A cover of Nick Cave’s People Ain’t No Good says much about the emotional tenor of Music in a Foreign Language. Like the Cave album from which that song originates, The Boatman’s Call, or certain late-career albums of Dylan and Leonard Cohen, Music… is sung from the perspective of a former eternal adolescent who is quietly shocked (and possibly suspicious) about having finally acquired a comparatively settled, grown-up life. This is adult pop music, as in wise and reflective; but not adult, as in dull and conservative.
“I wish I were settled,” Cole counters, gently chuckling. “I’m not quite there yet. But, coming from having been a professional artist as a young man, there is definitely a suspicion when people are content with their situation. I am feeling my way into this different part of life. I’m embracing it. I’m certainly not rejecting it.”
That said, Cole isn’t resistant to revisiting his younger self each night of his current solo acoustic tour, in which Commotions-era favourites will be dusted down to the delight of the longtime faithful. In the UK, where Rattlesnakes remains an epochal ’80s pop record, the Commotions will reunite this autumn for a handful of sold-out gigs to commemorate the album’s 20th anniversary.
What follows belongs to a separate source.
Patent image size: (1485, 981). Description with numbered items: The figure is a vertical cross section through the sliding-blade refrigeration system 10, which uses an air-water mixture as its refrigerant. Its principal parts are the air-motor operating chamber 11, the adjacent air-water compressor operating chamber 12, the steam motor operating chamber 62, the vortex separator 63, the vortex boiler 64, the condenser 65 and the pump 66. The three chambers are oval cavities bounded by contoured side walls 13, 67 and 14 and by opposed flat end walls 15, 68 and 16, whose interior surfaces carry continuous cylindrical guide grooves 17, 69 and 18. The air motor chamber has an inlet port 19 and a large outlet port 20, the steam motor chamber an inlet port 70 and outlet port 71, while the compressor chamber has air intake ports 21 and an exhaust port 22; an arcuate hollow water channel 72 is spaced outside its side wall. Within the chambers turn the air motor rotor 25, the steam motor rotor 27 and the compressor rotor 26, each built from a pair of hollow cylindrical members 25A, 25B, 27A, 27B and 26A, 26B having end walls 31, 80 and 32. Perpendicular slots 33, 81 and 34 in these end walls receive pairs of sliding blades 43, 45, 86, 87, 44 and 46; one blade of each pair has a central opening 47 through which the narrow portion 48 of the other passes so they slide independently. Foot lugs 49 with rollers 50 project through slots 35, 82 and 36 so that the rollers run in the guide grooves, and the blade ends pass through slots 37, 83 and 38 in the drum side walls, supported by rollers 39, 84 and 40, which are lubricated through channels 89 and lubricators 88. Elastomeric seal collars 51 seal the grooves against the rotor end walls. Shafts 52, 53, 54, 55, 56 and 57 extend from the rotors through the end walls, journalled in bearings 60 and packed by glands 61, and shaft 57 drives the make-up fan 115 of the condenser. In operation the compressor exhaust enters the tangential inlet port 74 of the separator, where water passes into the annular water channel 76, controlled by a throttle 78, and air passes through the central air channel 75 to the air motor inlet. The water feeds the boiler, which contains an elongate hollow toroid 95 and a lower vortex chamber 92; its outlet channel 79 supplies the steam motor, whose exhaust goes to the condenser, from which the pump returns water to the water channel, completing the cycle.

“I try not to think too hard about what it was that I was thinking about when I wrote them,” he says in reference to early classics like Perfect Skin and Are You Ready To Be Heartbroken? “My feeling is that when somebody buys one of my records, the songs are theirs-they’re not mine anymore. I’ve put them out in the public domain, effectively, and they belong to everybody now. And if I can sing them without it being a hardship for me and enjoy the communal aspect of me singing it, then that’s great.
“There are, obviously, a lot of songs that parts of me still relate to the person that wrote them, but there are a great many that I feel like the dad of the guy that wrote them.”
Fortunately, Cole laughs when he says this.